My favorite part of this book is Janzen’s interactions with her mother. Talk about a quirky woman. Here’s what Janzen says: “One of the best things about my mother is that she will follow you anywhere, conversationally speaking. She will answer any question at all, the stranger the better. Naturally, I cannot resist asking her things that no normal person would accept.” Janzen’s mother is Mennonite (obviously), but she was also a nurse, so she is unashamed to talk about bodily functions and health. As you can imagine, this leads to some pretty hilarious discussions.
I loved learning about part of Mennonite culture. In fact, Janzen includes a tell-all appendix called “A Mennonite History Primer.” She rightly assumes that most readers confuse the Mennonites with the Amish, and she quickly sets us straight. The Amish actually split from the Mennonites because they thought the Mennonites were too liberal. It might surprise modern readers who associate Christians with the far Right to find a Christian sect that is, in many ways, quite Left. They’re antiwar and anticonsumer, living peaceful lives in simplicity. I particularly like the fact that they take seriously their belief that they are first citizens of heaven, and second citizens of Earth and whatever country they are in. “[Unquestioning institutional loyalty seems] too much like mindless nationalism, and Mennonites, with their pledge to peacemaking, felt uneasy about promising loyalty for the sheer sake of loyalty. While they believed in loving and serving one’s country, they reserved the right to question any institution capable of legislating war.” I think the Mennonites are very wise in this way.

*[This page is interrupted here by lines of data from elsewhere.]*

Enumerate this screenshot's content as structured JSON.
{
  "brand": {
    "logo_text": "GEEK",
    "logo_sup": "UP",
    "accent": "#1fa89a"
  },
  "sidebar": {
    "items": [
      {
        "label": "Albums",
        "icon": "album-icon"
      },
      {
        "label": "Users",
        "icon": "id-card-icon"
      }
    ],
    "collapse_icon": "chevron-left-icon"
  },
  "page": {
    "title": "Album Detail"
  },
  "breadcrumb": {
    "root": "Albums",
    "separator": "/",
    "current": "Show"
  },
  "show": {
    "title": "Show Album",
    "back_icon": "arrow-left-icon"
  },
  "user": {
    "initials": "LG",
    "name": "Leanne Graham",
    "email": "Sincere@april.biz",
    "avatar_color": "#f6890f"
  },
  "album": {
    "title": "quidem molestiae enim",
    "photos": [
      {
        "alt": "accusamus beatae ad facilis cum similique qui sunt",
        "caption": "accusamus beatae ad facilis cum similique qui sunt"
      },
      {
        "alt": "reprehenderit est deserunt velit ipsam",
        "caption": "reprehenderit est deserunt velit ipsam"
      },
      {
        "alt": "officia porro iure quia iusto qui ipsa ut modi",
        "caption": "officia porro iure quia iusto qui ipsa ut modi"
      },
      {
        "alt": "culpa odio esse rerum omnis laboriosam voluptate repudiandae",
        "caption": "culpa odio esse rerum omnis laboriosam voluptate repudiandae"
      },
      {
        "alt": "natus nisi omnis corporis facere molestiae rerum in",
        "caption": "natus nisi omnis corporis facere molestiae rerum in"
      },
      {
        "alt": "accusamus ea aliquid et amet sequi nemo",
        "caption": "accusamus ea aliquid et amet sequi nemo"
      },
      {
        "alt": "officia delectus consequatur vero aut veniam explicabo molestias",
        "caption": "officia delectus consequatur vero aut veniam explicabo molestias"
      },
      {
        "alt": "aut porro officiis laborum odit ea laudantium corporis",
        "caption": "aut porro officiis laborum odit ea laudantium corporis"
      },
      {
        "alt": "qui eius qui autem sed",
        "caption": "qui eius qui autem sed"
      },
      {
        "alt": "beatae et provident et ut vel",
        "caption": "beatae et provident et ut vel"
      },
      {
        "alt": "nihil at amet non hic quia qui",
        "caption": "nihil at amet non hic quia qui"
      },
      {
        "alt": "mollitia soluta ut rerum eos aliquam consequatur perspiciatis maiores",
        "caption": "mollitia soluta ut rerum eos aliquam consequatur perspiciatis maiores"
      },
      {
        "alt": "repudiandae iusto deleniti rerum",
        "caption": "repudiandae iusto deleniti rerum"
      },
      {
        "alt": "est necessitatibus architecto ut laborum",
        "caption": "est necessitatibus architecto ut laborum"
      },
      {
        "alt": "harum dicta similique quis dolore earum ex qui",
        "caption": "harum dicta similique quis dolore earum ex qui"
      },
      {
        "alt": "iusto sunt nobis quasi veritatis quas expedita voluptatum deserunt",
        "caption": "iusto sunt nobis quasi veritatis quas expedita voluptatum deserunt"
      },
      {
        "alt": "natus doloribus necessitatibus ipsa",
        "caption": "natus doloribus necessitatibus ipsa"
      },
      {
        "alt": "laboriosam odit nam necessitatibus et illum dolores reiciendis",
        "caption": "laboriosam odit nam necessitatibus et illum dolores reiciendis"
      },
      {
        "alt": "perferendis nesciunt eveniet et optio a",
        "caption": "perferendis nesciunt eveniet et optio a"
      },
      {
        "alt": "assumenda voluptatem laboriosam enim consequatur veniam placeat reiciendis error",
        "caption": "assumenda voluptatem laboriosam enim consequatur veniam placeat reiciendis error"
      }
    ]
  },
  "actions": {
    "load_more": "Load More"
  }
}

Janzen’s own beliefs have strayed far from her Mennonite roots and landed somewhere near Elizabeth Gilbert’s strand of “spirituality.” I think she exhibits one of the most popular heresies of our time: The goal is to not hurt others; so as long as you’re not hurting anyone else, why not practice whatever you want? Everyone is on a different path that leads to the same place. Many believe in a perfect, all-loving God—but a just and righteous God who judges the whole world? That’s the part people have a hard time with. And it’s certainly not easy to understand. But it’s still true.
I wouldn’t read this book again. It’s funny, sure, but I think that Janzen’s amorphous and blase attitude toward life provides only a sandy foundation for her book to rest on. The book will not stand the test of time; in fact, it’s already begun to wash away.